Veinticinco años después, la figura del mito aún crece. Unos malditos troncos y un camión en el arcén segaron la vida de Juan Gómez, el irrepetible Juanito, cuando dormía en el asiento del copiloto en Calzada de Oropesa (Toledo). Volvía de Madrid, de ese Bernabéu que aún lo recuerda en cada minuto 7, a Mérida, donde ya despuntaba como entrenador.

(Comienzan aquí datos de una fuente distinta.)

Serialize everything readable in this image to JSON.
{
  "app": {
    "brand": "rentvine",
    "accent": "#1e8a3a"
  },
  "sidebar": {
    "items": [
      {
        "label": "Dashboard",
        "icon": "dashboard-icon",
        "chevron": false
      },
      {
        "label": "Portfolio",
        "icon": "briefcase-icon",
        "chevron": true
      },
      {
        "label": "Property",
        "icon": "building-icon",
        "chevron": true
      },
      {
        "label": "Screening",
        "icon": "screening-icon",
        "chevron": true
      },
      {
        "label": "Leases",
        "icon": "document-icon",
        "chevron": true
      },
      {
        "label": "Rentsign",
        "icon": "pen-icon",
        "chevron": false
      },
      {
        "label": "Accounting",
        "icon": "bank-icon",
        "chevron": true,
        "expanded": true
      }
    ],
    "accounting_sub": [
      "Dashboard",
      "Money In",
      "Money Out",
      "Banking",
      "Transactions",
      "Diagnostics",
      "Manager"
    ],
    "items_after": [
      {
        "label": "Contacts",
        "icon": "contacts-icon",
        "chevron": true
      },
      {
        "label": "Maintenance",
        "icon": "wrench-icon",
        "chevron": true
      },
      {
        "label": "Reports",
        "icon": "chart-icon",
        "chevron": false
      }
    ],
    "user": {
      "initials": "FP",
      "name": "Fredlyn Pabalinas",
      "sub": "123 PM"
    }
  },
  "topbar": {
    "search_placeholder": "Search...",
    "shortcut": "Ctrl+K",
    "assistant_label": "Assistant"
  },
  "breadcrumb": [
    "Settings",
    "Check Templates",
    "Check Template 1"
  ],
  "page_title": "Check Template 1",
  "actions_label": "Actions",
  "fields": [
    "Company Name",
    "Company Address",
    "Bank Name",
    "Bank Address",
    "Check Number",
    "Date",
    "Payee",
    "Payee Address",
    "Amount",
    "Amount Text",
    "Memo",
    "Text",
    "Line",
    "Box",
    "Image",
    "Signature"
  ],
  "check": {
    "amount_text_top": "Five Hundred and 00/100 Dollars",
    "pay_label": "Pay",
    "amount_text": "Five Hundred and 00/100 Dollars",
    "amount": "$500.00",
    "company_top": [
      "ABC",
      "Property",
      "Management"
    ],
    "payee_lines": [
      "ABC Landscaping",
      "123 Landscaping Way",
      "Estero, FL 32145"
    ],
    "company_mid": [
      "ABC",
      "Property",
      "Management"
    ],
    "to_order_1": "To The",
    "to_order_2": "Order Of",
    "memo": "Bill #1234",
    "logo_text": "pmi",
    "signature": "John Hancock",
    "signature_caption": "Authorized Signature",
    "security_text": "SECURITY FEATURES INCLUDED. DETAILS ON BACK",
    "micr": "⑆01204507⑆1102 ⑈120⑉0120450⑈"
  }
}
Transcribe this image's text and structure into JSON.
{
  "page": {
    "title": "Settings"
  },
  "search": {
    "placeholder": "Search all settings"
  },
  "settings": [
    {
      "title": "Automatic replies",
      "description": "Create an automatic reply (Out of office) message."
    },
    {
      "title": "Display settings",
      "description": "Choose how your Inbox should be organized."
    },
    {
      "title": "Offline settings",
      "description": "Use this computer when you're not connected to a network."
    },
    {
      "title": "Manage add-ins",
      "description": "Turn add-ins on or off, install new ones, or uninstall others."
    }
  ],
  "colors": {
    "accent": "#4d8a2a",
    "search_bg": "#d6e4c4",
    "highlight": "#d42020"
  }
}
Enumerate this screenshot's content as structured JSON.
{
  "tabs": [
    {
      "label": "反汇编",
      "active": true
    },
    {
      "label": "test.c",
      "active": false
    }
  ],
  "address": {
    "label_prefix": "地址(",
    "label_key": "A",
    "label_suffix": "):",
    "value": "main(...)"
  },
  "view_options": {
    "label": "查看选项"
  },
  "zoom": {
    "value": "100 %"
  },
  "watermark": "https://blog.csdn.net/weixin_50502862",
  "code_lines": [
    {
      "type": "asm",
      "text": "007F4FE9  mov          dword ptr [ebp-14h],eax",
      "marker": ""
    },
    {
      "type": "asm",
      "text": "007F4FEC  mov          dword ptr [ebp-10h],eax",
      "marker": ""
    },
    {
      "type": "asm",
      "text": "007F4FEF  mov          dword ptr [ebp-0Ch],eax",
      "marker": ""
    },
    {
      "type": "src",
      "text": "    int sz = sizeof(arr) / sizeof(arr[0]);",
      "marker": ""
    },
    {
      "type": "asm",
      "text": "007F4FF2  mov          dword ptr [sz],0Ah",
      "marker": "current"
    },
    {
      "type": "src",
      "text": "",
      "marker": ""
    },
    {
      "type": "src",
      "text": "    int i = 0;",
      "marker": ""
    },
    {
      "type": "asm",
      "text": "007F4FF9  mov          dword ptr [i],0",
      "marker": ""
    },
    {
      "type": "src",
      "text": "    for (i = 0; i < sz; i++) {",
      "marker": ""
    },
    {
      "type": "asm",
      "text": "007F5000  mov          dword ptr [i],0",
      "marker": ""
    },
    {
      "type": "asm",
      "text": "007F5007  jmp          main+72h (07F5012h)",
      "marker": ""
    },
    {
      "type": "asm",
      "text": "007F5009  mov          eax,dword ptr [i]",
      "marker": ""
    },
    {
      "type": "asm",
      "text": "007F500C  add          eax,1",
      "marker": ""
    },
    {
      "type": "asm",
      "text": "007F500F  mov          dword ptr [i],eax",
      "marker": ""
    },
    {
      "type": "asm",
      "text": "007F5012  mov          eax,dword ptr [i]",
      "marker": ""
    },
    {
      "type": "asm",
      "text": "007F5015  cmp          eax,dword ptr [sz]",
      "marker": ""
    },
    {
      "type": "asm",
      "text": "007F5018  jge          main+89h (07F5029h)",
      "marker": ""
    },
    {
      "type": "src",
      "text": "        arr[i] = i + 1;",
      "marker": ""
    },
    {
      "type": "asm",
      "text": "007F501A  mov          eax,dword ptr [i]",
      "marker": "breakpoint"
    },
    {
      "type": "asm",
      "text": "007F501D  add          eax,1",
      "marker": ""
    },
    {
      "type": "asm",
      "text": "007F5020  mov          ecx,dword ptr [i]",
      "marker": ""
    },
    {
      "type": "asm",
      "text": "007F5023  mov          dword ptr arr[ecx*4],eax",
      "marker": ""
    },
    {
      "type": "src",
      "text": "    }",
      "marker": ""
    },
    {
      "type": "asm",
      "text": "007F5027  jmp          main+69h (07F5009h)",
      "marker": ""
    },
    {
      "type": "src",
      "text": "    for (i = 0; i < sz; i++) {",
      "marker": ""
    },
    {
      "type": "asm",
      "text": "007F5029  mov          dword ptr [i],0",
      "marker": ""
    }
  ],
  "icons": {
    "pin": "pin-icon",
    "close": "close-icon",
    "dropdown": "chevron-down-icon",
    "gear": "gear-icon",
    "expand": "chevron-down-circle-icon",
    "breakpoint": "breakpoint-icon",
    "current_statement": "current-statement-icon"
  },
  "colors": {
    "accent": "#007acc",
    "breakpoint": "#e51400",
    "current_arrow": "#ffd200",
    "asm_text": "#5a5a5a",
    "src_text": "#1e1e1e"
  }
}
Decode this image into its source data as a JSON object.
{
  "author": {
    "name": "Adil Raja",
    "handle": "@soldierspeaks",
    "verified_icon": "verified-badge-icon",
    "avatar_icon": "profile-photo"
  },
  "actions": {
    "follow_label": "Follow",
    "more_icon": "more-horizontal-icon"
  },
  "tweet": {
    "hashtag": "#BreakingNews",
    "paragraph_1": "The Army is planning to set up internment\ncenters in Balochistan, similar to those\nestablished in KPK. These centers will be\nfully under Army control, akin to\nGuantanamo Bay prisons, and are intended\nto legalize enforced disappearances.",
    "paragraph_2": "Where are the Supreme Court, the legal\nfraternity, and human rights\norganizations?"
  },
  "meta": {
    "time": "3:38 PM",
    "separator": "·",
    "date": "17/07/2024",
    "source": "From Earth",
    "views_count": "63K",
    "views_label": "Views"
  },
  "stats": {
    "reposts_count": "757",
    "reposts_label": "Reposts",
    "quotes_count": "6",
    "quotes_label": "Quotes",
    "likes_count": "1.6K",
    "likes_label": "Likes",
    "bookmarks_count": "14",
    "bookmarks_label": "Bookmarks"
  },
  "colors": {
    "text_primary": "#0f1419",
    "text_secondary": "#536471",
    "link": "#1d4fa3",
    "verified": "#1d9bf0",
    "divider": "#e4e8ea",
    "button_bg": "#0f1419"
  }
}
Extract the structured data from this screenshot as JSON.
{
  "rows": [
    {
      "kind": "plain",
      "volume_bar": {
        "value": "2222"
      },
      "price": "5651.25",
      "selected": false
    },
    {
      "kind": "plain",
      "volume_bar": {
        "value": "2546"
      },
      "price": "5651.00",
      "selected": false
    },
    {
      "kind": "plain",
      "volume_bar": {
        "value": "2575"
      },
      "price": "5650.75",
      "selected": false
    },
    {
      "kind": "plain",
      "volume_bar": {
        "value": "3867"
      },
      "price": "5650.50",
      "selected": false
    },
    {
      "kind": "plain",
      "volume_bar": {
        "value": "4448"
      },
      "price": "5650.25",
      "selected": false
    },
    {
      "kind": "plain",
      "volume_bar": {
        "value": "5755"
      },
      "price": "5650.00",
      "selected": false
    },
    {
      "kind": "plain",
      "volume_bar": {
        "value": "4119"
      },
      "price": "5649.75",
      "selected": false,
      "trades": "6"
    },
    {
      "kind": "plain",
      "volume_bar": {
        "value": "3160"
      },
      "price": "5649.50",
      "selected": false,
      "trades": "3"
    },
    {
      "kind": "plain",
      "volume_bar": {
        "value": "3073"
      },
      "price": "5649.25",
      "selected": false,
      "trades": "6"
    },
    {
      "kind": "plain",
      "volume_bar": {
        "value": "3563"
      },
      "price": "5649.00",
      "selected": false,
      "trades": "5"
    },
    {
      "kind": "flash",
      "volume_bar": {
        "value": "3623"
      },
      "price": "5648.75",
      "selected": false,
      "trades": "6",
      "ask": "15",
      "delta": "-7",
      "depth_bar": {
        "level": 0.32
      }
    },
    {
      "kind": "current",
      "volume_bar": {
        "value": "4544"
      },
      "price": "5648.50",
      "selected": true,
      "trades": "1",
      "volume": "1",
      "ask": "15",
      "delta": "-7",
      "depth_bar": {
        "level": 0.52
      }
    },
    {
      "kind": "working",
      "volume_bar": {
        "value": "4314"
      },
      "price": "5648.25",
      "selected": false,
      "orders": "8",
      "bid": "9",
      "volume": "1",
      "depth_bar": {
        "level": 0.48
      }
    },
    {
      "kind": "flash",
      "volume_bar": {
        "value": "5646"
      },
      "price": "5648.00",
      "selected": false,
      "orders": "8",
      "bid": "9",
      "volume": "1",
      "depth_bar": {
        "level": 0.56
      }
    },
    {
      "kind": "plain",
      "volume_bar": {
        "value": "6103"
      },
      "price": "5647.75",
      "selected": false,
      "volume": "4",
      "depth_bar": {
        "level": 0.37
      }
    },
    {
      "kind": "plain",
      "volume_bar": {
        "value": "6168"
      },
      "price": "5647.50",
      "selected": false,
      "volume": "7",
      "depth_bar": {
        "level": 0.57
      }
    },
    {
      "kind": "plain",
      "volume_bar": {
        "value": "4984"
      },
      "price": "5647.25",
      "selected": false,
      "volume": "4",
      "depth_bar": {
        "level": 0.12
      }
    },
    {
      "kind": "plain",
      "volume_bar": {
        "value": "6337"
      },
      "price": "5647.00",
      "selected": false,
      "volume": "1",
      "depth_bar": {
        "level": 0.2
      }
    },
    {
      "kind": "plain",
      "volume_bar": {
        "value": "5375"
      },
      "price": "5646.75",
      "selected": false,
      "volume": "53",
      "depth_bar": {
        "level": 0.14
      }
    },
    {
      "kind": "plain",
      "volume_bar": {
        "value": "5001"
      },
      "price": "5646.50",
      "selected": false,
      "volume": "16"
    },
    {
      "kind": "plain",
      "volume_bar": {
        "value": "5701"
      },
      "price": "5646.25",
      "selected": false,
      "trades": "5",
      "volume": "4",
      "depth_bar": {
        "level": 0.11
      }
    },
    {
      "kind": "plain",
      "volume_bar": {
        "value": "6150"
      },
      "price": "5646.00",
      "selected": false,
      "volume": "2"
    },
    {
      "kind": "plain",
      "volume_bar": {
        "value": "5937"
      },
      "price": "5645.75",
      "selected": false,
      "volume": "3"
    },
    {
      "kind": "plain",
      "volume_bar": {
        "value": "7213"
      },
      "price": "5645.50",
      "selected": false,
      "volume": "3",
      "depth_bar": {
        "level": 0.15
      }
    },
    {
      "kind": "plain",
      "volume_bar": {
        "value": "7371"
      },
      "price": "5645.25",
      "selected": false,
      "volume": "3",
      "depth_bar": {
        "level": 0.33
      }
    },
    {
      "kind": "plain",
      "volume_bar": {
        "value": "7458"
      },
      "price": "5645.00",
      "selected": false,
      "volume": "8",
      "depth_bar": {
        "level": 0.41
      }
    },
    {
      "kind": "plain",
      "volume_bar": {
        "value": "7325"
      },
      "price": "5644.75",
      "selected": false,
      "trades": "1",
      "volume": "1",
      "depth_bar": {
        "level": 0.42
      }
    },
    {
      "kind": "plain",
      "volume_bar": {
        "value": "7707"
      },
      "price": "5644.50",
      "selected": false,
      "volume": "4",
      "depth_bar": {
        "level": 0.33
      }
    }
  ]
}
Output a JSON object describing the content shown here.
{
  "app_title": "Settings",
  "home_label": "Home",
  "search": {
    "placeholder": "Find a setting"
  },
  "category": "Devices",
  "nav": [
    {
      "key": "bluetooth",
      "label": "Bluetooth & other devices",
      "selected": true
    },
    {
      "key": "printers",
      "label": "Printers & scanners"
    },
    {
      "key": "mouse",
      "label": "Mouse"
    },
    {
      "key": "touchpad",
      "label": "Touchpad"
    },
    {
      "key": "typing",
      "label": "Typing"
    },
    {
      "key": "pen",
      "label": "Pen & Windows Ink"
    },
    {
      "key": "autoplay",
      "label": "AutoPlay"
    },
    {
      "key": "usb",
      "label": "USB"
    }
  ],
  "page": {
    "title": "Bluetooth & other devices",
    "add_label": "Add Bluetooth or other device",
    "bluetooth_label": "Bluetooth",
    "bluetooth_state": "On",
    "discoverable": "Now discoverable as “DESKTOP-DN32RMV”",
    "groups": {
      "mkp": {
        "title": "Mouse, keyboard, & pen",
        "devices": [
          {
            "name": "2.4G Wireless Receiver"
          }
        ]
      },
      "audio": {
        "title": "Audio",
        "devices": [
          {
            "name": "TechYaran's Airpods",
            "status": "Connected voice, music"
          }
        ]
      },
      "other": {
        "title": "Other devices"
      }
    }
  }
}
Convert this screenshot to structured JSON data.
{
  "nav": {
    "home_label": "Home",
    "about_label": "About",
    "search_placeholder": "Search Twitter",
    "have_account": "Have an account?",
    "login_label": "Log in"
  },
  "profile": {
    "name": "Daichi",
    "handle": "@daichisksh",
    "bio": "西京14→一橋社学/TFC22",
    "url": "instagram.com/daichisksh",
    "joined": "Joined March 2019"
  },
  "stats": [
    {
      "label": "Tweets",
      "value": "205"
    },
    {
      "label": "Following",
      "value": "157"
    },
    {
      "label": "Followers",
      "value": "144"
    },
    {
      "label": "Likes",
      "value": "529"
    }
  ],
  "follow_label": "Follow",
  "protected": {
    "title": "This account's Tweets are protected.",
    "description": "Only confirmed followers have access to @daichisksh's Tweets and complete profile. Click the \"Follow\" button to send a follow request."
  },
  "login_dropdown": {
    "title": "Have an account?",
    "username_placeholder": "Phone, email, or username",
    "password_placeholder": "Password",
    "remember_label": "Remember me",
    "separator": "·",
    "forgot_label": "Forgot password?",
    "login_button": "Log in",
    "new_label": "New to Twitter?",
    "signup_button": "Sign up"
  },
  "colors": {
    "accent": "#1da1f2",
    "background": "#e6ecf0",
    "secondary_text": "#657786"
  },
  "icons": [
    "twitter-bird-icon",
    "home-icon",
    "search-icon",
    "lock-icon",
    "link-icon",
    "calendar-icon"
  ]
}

SUR reunió el miércoles a tres malagueños que fueron sus compañeros y, además, en etapas distintas. ‘Boquerón’ Esteban lo hizo primero en la selección («en los Juegos de Montreal; él iba del Burgos y yo del Málaga») y luego en aquel ‘Supermálaga’ que lideraron. Junto a él, Pineda, durante cinco temporadas en el Real Madrid y una en el Málaga, y Salguero, en seis campañas con la camiseta del equipo blanco. Nadie mejor que ellos para analizar todas las aristas de un personaje inigualable, para lo bueno y lo malo, y también de una persona muy desconocida, desprendido y servicial.

Ustedes, Pineda y Salguero, coincidieron con Juanito en el Madrid. ¿Hasta qué punto les influyó?

Pineda: Él fue un padre para mí.

Salguero: A todo el que llegaba lo acogía. Recuerdo que una vez en el vestuario, con gente importante, dijo: «Eh, que este es de mi tierra, que este es malagueño». Era un protector.

¿Fue Juanito el primer personaje en el fútbol español?

Esteban: Sí. En los Madrid-Barcelona él siempre encendía la polémica. Era el que marcaba la filosofía del partido en lo extradeportivo. Hacía declaraciones que podían llamar la atención de todo el mundo. Ahora sería la rehostia. Y como jugador no sabías por dónde iba a salir. Futbolísticamente no voy a descubrirlo, porque los que tuvimos la suerte de convivir y de jugar con él lo sabemos. No me quedo con lo malo y siempre quiero recordarlo como lo tuve aquí. Ahora lo estoy viendo como si estuviera sentado con nosotros. En el Málaga pasó lo mismo que cuentan Paco (Pineda) y Pepe (Salguero). En el vestuario el que ponía los puntos sobre las íes, el que tomaba decisiones, era él. Lo llevaba dentro. Y en el campo era el que se quejaba al árbitro, el que se metía con el entrenador... Tenía un carácter impresionante.

Pineda: Yo vi el homenaje a Pirri, el de Velázquez, el de Amancio y jugué el de Juan con los veteranos. Y yo no vi nada parecido al homenaje a Juan. El respeto en el Bernabéu no lo había visto en los otros homenajes. Al final el Bernabéu aceptó a Juan como era. Y también había envidia por no ser como Juan, porque te decía las cosas a la cara, no iba por detrás. Yo me peleé muchas veces con Juan, pero luego te cogía y salías con él. No tenía dobleces.

Habla de salir con Juanito. ¿Se le respetaba tanto?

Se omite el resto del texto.